Я хватаю его и отбрасываю в сторону на траву, а затем снова протягиваю ему руку.

— Давай. Поверь мне, я занималась спортом. Я поднимаю тонну тяжестей.

— Чем больше ты говоришь, тем менее убедительной становишься.

— Тогда я заткнусь, — говорю я и шевелю пальцами. — Я бросаю вызов.

Филипп бормочет что-то вроде

— Ты бросаешь вызов? — и качает головой, но принимает мою руку.

И тут все идет наперекосяк. Моя единственная сандалия скользит по скошенной траве, когда меня тянет за собой вес Филиппа, и босая пятка впечатывается в землю. Край ямы шатается и ломается, и я падаю вниз.
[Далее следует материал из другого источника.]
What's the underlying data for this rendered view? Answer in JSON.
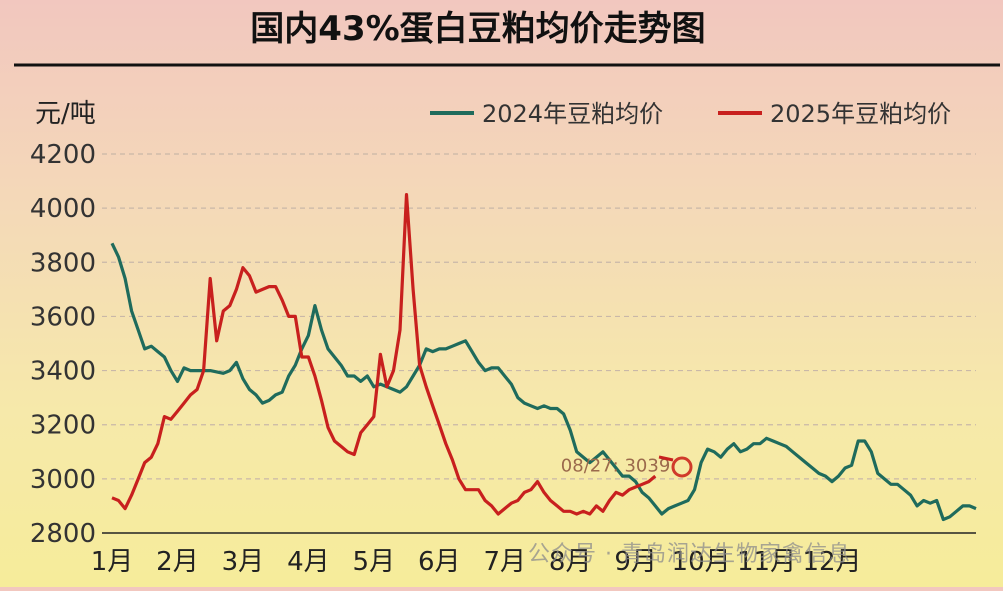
{
  "chart_data": {
    "type": "line",
    "title": "国内43%蛋白豆粕均价走势图",
    "ylabel": "元/吨",
    "xlabel": "",
    "ylim": [
      2800,
      4200
    ],
    "yticks": [
      2800,
      3000,
      3200,
      3400,
      3600,
      3800,
      4000,
      4200
    ],
    "x_categories": [
      "1月",
      "2月",
      "3月",
      "4月",
      "5月",
      "6月",
      "7月",
      "8月",
      "9月",
      "10月",
      "11月",
      "12月"
    ],
    "grid": "horizontal-dashed",
    "legend_position": "top-right",
    "series": [
      {
        "name": "2024年豆粕均价",
        "color": "#1f6b5c",
        "points": [
          [
            0.0,
            3870
          ],
          [
            0.1,
            3820
          ],
          [
            0.2,
            3740
          ],
          [
            0.3,
            3620
          ],
          [
            0.4,
            3550
          ],
          [
            0.5,
            3480
          ],
          [
            0.6,
            3490
          ],
          [
            0.7,
            3470
          ],
          [
            0.8,
            3450
          ],
          [
            0.9,
            3400
          ],
          [
            1.0,
            3360
          ],
          [
            1.1,
            3410
          ],
          [
            1.2,
            3400
          ],
          [
            1.3,
            3400
          ],
          [
            1.5,
            3400
          ],
          [
            1.7,
            3390
          ],
          [
            1.8,
            3400
          ],
          [
            1.9,
            3430
          ],
          [
            2.0,
            3370
          ],
          [
            2.1,
            3330
          ],
          [
            2.2,
            3310
          ],
          [
            2.3,
            3280
          ],
          [
            2.4,
            3290
          ],
          [
            2.5,
            3310
          ],
          [
            2.6,
            3320
          ],
          [
            2.7,
            3380
          ],
          [
            2.8,
            3420
          ],
          [
            2.9,
            3480
          ],
          [
            3.0,
            3530
          ],
          [
            3.1,
            3640
          ],
          [
            3.2,
            3550
          ],
          [
            3.3,
            3480
          ],
          [
            3.4,
            3450
          ],
          [
            3.5,
            3420
          ],
          [
            3.6,
            3380
          ],
          [
            3.7,
            3380
          ],
          [
            3.8,
            3360
          ],
          [
            3.9,
            3380
          ],
          [
            4.0,
            3340
          ],
          [
            4.1,
            3350
          ],
          [
            4.2,
            3340
          ],
          [
            4.3,
            3330
          ],
          [
            4.4,
            3320
          ],
          [
            4.5,
            3340
          ],
          [
            4.6,
            3380
          ],
          [
            4.7,
            3420
          ],
          [
            4.8,
            3480
          ],
          [
            4.9,
            3470
          ],
          [
            5.0,
            3480
          ],
          [
            5.1,
            3480
          ],
          [
            5.2,
            3490
          ],
          [
            5.3,
            3500
          ],
          [
            5.4,
            3510
          ],
          [
            5.5,
            3470
          ],
          [
            5.6,
            3430
          ],
          [
            5.7,
            3400
          ],
          [
            5.8,
            3410
          ],
          [
            5.9,
            3410
          ],
          [
            6.0,
            3380
          ],
          [
            6.1,
            3350
          ],
          [
            6.2,
            3300
          ],
          [
            6.3,
            3280
          ],
          [
            6.4,
            3270
          ],
          [
            6.5,
            3260
          ],
          [
            6.6,
            3270
          ],
          [
            6.7,
            3260
          ],
          [
            6.8,
            3260
          ],
          [
            6.9,
            3240
          ],
          [
            7.0,
            3180
          ],
          [
            7.1,
            3100
          ],
          [
            7.2,
            3080
          ],
          [
            7.3,
            3060
          ],
          [
            7.4,
            3080
          ],
          [
            7.5,
            3100
          ],
          [
            7.6,
            3070
          ],
          [
            7.7,
            3040
          ],
          [
            7.8,
            3010
          ],
          [
            7.9,
            3010
          ],
          [
            8.0,
            2990
          ],
          [
            8.1,
            2950
          ],
          [
            8.2,
            2930
          ],
          [
            8.3,
            2900
          ],
          [
            8.4,
            2870
          ],
          [
            8.5,
            2890
          ],
          [
            8.6,
            2900
          ],
          [
            8.7,
            2910
          ],
          [
            8.8,
            2920
          ],
          [
            8.9,
            2960
          ],
          [
            9.0,
            3060
          ],
          [
            9.1,
            3110
          ],
          [
            9.2,
            3100
          ],
          [
            9.3,
            3080
          ],
          [
            9.4,
            3110
          ],
          [
            9.5,
            3130
          ],
          [
            9.6,
            3100
          ],
          [
            9.7,
            3110
          ],
          [
            9.8,
            3130
          ],
          [
            9.9,
            3130
          ],
          [
            10.0,
            3150
          ],
          [
            10.1,
            3140
          ],
          [
            10.2,
            3130
          ],
          [
            10.3,
            3120
          ],
          [
            10.4,
            3100
          ],
          [
            10.5,
            3080
          ],
          [
            10.6,
            3060
          ],
          [
            10.7,
            3040
          ],
          [
            10.8,
            3020
          ],
          [
            10.9,
            3010
          ],
          [
            11.0,
            2990
          ],
          [
            11.1,
            3010
          ],
          [
            11.2,
            3040
          ],
          [
            11.3,
            3050
          ],
          [
            11.4,
            3140
          ],
          [
            11.5,
            3140
          ],
          [
            11.6,
            3100
          ],
          [
            11.7,
            3020
          ],
          [
            11.8,
            3000
          ],
          [
            11.9,
            2980
          ],
          [
            12.0,
            2980
          ],
          [
            12.1,
            2960
          ],
          [
            12.2,
            2940
          ],
          [
            12.3,
            2900
          ],
          [
            12.4,
            2920
          ],
          [
            12.5,
            2910
          ],
          [
            12.6,
            2920
          ],
          [
            12.7,
            2850
          ],
          [
            12.8,
            2860
          ],
          [
            12.9,
            2880
          ],
          [
            13.0,
            2900
          ],
          [
            13.1,
            2900
          ],
          [
            13.2,
            2890
          ]
        ]
      },
      {
        "name": "2025年豆粕均价",
        "color": "#c8201e",
        "points": [
          [
            0.0,
            2930
          ],
          [
            0.1,
            2920
          ],
          [
            0.2,
            2890
          ],
          [
            0.3,
            2940
          ],
          [
            0.4,
            3000
          ],
          [
            0.5,
            3060
          ],
          [
            0.6,
            3080
          ],
          [
            0.7,
            3130
          ],
          [
            0.8,
            3230
          ],
          [
            0.9,
            3220
          ],
          [
            1.0,
            3250
          ],
          [
            1.1,
            3280
          ],
          [
            1.2,
            3310
          ],
          [
            1.3,
            3330
          ],
          [
            1.4,
            3400
          ],
          [
            1.5,
            3740
          ],
          [
            1.6,
            3510
          ],
          [
            1.7,
            3620
          ],
          [
            1.8,
            3640
          ],
          [
            1.9,
            3700
          ],
          [
            2.0,
            3780
          ],
          [
            2.1,
            3750
          ],
          [
            2.2,
            3690
          ],
          [
            2.3,
            3700
          ],
          [
            2.4,
            3710
          ],
          [
            2.5,
            3710
          ],
          [
            2.6,
            3660
          ],
          [
            2.7,
            3600
          ],
          [
            2.8,
            3600
          ],
          [
            2.9,
            3450
          ],
          [
            3.0,
            3450
          ],
          [
            3.1,
            3380
          ],
          [
            3.2,
            3290
          ],
          [
            3.3,
            3190
          ],
          [
            3.4,
            3140
          ],
          [
            3.5,
            3120
          ],
          [
            3.6,
            3100
          ],
          [
            3.7,
            3090
          ],
          [
            3.8,
            3170
          ],
          [
            3.9,
            3200
          ],
          [
            4.0,
            3230
          ],
          [
            4.1,
            3460
          ],
          [
            4.2,
            3340
          ],
          [
            4.3,
            3400
          ],
          [
            4.4,
            3550
          ],
          [
            4.5,
            4050
          ],
          [
            4.6,
            3700
          ],
          [
            4.7,
            3420
          ],
          [
            4.8,
            3340
          ],
          [
            4.9,
            3270
          ],
          [
            5.0,
            3200
          ],
          [
            5.1,
            3130
          ],
          [
            5.2,
            3070
          ],
          [
            5.3,
            3000
          ],
          [
            5.4,
            2960
          ],
          [
            5.5,
            2960
          ],
          [
            5.6,
            2960
          ],
          [
            5.7,
            2920
          ],
          [
            5.8,
            2900
          ],
          [
            5.9,
            2870
          ],
          [
            6.0,
            2890
          ],
          [
            6.1,
            2910
          ],
          [
            6.2,
            2920
          ],
          [
            6.3,
            2950
          ],
          [
            6.4,
            2960
          ],
          [
            6.5,
            2990
          ],
          [
            6.6,
            2950
          ],
          [
            6.7,
            2920
          ],
          [
            6.8,
            2900
          ],
          [
            6.9,
            2880
          ],
          [
            7.0,
            2880
          ],
          [
            7.1,
            2870
          ],
          [
            7.2,
            2880
          ],
          [
            7.3,
            2870
          ],
          [
            7.4,
            2900
          ],
          [
            7.5,
            2880
          ],
          [
            7.6,
            2920
          ],
          [
            7.7,
            2950
          ],
          [
            7.8,
            2940
          ],
          [
            7.9,
            2960
          ],
          [
            8.0,
            2970
          ],
          [
            8.1,
            2980
          ],
          [
            8.2,
            2990
          ],
          [
            8.3,
            3010
          ]
        ]
      }
    ],
    "annotation": {
      "text": "08/27: 3039",
      "x": 8.3,
      "y": 3039
    }
  },
  "watermark": "公众号 · 青岛润达生物家禽信息"
}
Сначала Филипп, а потом я, падаю в глубины ямы.

Я оказываюсь наполовину над ним, распростертой на песке.

Мне требуется секунда, чтобы перевести дыхание.

— Боже мой, — говорю я. — Это действительно зыбучий песок.
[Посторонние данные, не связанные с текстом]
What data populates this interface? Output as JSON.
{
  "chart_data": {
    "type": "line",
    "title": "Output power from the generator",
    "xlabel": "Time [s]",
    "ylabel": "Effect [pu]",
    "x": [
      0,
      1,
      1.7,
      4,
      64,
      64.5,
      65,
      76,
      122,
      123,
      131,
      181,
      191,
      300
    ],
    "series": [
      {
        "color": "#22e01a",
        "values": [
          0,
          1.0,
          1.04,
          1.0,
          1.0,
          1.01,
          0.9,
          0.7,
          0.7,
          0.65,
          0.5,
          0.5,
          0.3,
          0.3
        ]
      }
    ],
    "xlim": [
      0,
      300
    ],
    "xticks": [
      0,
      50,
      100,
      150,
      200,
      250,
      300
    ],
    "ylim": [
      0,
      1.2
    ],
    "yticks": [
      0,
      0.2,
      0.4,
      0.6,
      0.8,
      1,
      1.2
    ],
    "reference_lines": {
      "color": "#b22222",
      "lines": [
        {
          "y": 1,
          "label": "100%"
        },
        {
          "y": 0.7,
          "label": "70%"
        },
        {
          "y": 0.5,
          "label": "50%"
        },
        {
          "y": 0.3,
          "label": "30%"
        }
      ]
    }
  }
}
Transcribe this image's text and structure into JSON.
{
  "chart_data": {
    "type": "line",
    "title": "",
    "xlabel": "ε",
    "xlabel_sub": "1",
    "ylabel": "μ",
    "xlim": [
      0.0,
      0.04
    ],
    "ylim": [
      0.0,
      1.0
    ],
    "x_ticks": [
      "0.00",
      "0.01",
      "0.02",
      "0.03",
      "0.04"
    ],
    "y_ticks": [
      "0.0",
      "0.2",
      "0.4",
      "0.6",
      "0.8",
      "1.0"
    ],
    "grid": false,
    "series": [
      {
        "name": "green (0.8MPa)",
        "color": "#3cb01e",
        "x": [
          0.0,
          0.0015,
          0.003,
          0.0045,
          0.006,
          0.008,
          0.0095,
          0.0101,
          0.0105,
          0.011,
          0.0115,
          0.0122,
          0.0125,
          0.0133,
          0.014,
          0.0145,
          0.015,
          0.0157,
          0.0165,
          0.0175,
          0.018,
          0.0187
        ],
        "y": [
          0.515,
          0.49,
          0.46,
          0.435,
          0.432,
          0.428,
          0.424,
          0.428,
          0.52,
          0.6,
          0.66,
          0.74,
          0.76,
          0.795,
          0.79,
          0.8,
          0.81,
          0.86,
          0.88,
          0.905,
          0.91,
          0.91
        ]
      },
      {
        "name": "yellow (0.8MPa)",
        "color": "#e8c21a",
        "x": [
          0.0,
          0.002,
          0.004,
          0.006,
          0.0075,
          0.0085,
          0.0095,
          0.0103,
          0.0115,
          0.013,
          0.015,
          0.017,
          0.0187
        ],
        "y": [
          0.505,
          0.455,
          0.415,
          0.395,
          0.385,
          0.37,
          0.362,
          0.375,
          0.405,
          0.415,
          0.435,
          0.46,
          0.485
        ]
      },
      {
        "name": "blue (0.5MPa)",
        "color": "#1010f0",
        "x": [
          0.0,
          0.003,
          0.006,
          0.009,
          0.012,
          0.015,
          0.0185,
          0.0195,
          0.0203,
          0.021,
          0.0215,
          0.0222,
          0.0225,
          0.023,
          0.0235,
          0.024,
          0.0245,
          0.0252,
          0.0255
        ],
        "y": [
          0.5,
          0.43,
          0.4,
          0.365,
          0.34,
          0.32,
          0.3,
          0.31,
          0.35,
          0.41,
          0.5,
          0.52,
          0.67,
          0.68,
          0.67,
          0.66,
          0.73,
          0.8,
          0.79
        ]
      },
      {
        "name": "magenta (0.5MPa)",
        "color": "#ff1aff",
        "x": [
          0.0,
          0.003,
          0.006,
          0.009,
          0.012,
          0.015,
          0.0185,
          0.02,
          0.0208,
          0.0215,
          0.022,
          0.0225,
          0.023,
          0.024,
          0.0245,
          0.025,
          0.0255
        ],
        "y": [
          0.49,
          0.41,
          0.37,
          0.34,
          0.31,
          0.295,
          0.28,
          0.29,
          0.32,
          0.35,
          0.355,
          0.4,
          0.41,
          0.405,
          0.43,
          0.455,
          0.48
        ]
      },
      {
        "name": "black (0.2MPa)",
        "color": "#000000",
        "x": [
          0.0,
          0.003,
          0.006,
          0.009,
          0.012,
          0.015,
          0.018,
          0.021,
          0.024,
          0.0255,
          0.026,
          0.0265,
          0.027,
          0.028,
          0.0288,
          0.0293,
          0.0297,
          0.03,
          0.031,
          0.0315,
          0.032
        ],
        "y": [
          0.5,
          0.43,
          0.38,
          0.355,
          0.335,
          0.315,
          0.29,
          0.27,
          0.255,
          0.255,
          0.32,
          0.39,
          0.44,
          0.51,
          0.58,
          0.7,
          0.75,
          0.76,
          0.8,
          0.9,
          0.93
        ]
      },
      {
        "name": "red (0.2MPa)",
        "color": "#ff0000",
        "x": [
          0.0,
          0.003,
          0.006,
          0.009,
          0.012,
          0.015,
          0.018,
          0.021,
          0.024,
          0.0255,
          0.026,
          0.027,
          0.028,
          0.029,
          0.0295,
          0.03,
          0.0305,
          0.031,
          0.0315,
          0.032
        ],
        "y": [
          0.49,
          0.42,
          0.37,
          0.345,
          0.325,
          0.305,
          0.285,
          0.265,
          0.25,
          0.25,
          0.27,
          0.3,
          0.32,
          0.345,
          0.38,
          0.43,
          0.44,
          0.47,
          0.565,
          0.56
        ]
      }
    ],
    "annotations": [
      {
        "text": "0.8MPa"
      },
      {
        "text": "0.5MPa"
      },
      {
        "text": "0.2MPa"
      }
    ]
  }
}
Подо мной Филипп молчит. Он лежит на спине, и я вижу, как он быстро моргает, глядя в чистое голубое небо.

— Что? — спрашивает он.

— Ничего. — Я поднимаюсь с него, но держу руку на его груди. — Ты в порядке? Ты ничего не сломал?

— Насколько я знаю, нет, — говорит он и слегка поворачивает голову, чтобы посмотреть на меня. — Возможно, у меня шок.

Песок подо мной теплый, мягкий и, наверное, грязный. Я опираюсь головой на руку.

— Ты не кувыркаешься регулярно?

— Нет, не могу сказать, что регулярно.

— Это мой… третий за неделю. Ты привыкнешь.

Он удивленно усмехается. Смешок усиливается, пока он не начинает наполовину смеяться, наполовину стонать.

— Господи. Ты действительно не смогла меня вытащить.

— Смогла!

— Иден, — говорит он.

— Моя сандалия заскользила по траве. У меня не было должного сцепления. Вот почему.

— Сцепления, — повторяет он, и в его словах звучит скепсис до мозга костей. Но в его голосе звучит и юмор. Он вытягивает руки и откидывает голову к небу, словно отдыхает на песчаном пляже. — Черт, я даже не люблю гольф.

Мои брови взлетают вверх.

— Что? Не любишь?

— Нет, не очень.

— Но ты так хорош в нем.

— Прилично, — говорит он, все еще обращаясь к Богу Всемогущему, витающему в облаках. — Это медленная игра и иногда очень скучная.

Я качаю головой.

— Тогда почему ты решил заняться этим в свой «медовый месяц»?

Он снимает солнцезащитные очки и поворачивает голову, его темно-синие глаза встречаются с моими.

— У меня нет ни малейшего представления.

Это заставляет меня улыбнуться.

— Нет?

— Нет. Мы обсуждали мероприятия с нашим организатором поездок, и она упомянула, что у курорта есть доступ к первоклассному полю для гольфа… — пожимает он плечами. — Моя бывшая заявила, что я играю в гольф. Это было предложено. Я подумал, почему бы и нет? Было бы неплохо побыть одному.

Немного времени наедине с собой, думаю я. В медовый месяц?